According to the arrangement, the aglaonema hybrids, cutlass and Gemini, will be raised on a farm in Costa Rica and sold in Europe through brokers. Given the cost of transportation, these hybrids will leave Costa Rica as small plants in net pots that are placed in reefer containers.

“More than anything else, this development is something the whole of India can be proud of. I have always promoted my hybrids in the United States — and now in Europe — as STARSOFINDIA.”

Foothold in America

If you thought 62-year-old Mukundan carved a niche for himself early and reached this stage without frustrating setbacks, think again. His interest in foliage plants bloomed in 1976, and he spent over 20 years in the wilderness before getting a firm foothold in the American market.

Recalls Mukundan, “As a cricketer, I was on a tour of the United States in 1976. During the trip, I took time out to explore the American plant industry — centred in Florida — and met one of its icons Dr. Monroe Birdsey. Monroe put me on to a renowned foliage breeder, who was at that time working on aglaonemas.”

Learning that Mukundan hailed from a family of highly educated horticulturists, including the inimitable K.S. Gopalswamy Iyengar, and noticing his deep interest in plants, this foliage breeder encouraged him to take up work on foliage plants, especially aglaonemas.
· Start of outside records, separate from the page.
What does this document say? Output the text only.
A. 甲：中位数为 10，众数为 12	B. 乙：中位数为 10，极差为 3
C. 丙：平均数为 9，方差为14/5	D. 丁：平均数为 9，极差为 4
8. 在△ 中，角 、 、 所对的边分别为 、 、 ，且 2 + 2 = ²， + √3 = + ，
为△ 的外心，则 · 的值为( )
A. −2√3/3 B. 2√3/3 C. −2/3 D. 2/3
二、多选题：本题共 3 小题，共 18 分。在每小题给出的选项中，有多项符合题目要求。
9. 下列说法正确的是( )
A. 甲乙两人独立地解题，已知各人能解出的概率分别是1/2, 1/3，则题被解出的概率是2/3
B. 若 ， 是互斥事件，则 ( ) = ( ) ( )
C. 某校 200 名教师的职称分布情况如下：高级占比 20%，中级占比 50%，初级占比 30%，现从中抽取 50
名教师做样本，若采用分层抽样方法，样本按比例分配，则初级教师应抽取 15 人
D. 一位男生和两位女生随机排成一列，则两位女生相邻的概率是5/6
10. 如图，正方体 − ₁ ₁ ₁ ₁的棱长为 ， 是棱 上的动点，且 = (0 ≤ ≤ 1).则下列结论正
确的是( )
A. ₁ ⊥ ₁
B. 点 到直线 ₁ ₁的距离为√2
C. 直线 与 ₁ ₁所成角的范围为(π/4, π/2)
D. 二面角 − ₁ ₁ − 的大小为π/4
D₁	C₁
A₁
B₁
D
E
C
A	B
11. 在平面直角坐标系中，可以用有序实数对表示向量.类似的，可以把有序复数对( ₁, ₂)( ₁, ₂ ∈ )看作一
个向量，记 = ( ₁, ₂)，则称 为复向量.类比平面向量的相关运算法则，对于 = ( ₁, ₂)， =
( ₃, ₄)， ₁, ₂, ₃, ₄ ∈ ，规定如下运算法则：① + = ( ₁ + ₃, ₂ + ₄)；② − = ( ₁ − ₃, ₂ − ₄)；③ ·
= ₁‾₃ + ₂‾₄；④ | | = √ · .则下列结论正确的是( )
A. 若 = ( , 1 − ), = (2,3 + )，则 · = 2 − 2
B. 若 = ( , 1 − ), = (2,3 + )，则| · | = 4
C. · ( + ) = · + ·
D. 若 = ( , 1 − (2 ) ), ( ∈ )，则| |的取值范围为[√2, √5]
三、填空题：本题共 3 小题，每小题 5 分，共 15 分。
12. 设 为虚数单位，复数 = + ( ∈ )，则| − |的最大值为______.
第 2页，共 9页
With his formal education in horticulture and his grandfather's legacy — which includes a vast body of published writings on the subject — as guiding lights, Mukundan plunged into experimenting with these plants. His focus on evolving aglaonema hybrids that would resist intense cold drove him to various places, including the India-Nepal border. He was also selecting and cross-breeding varieties to meet the requirement of buyers in the West such as high leaf count. His work got noticed.

One after the other, two big U.S. horticulture companies, driven by a desire to diversify into foliage plants, roped Mukundan in for projects. After raising his hopes for a breakthrough, they discontinued their projects suddenly. “Finally, we realised we should get to the roots and make the growers interested in our hybrids,” recalls Mukundan. A surge in demand for potted plants in the 1990s also helped him. When the breakthrough finally came in the latter period of the decade, Mukundan could honestly say he deserved it.
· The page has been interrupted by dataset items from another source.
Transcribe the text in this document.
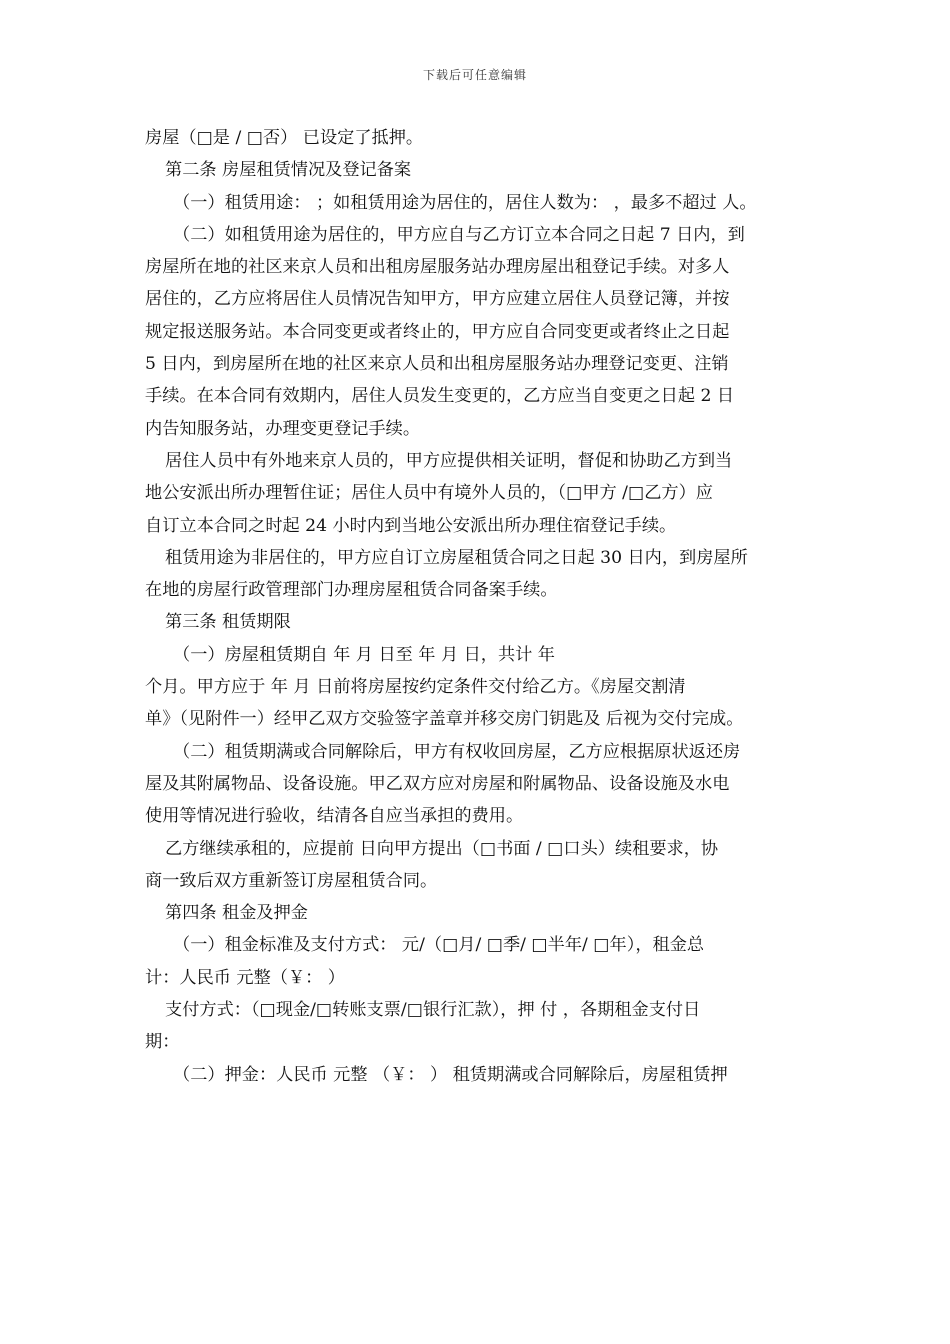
下载后可任意编辑
房屋（□是 / □否） 已设定了抵押。
第二条 房屋租赁情况及登记备案
（一）租赁用途： ；如租赁用途为居住的，居住人数为： ，最多不超过 人。
（二）如租赁用途为居住的，甲方应自与乙方订立本合同之日起 7 日内，到
房屋所在地的社区来京人员和出租房屋服务站办理房屋出租登记手续。对多人
居住的，乙方应将居住人员情况告知甲方，甲方应建立居住人员登记簿，并按
规定报送服务站。本合同变更或者终止的，甲方应自合同变更或者终止之日起
5 日内，到房屋所在地的社区来京人员和出租房屋服务站办理登记变更、注销
手续。在本合同有效期内，居住人员发生变更的，乙方应当自变更之日起 2 日
内告知服务站，办理变更登记手续。
居住人员中有外地来京人员的，甲方应提供相关证明，督促和协助乙方到当
地公安派出所办理暂住证；居住人员中有境外人员的，（□甲方 /□乙方）应
自订立本合同之时起 24 小时内到当地公安派出所办理住宿登记手续。
租赁用途为非居住的，甲方应自订立房屋租赁合同之日起 30 日内，到房屋所
在地的房屋行政管理部门办理房屋租赁合同备案手续。
第三条 租赁期限
（一）房屋租赁期自 年 月 日至 年 月 日，共计 年
个月。甲方应于 年 月 日前将房屋按约定条件交付给乙方。《房屋交割清
单》（见附件一）经甲乙双方交验签字盖章并移交房门钥匙及 后视为交付完成。
（二）租赁期满或合同解除后，甲方有权收回房屋，乙方应根据原状返还房
屋及其附属物品、设备设施。甲乙双方应对房屋和附属物品、设备设施及水电
使用等情况进行验收，结清各自应当承担的费用。
乙方继续承租的，应提前 日向甲方提出（□书面 / □口头）续租要求，协
商一致后双方重新签订房屋租赁合同。
第四条 租金及押金
（一）租金标准及支付方式： 元/（□月/ □季/ □半年/ □年），租金总
计：人民币 元整（￥： ）
支付方式：（□现金/□转账支票/□银行汇款），押 付 ，各期租金支付日
期：
（二）押金：人民币 元整 （￥： ） 租赁期满或合同解除后，房屋租赁押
The patience and determination with which he worked his way into the American market have not waned. Mukundan is as busy as ever, shuttling between his two horticulture farms — one in Thiruporur and the other, on the Mysore Road — and carrying out new plant trials.
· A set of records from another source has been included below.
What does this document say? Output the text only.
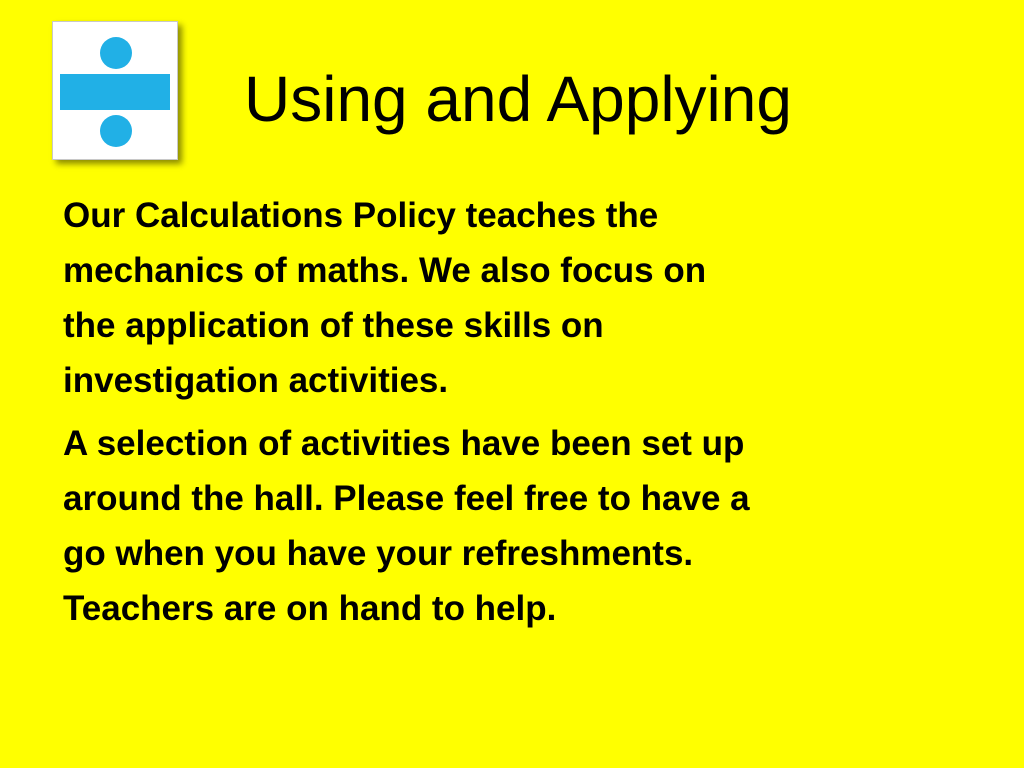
Using and Applying
Our Calculations Policy teaches the
mechanics of maths. We also focus on
the application of these skills on
investigation activities.
A selection of activities have been set up
around the hall. Please feel free to have a
go when you have your refreshments.
Teachers are on hand to help.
“Breeding foliage plants feeds off my regular business,” says Mukundan. This includes running a nursery, taking up landscaping and landscaping maintenance projects and installing gardens in factories. Besides being a brain behind the green building initiative that earned Turbo Energy a platinum rating, he has designed and created five cricket grounds in Tamil Nadu that are being supported by corporates.

While overcoming such challenges gives him immense satisfaction, he's yet to find something that can rival the joy that comes from laboriously working on a vast set of plants for years and creating something totally new and beautiful out of them.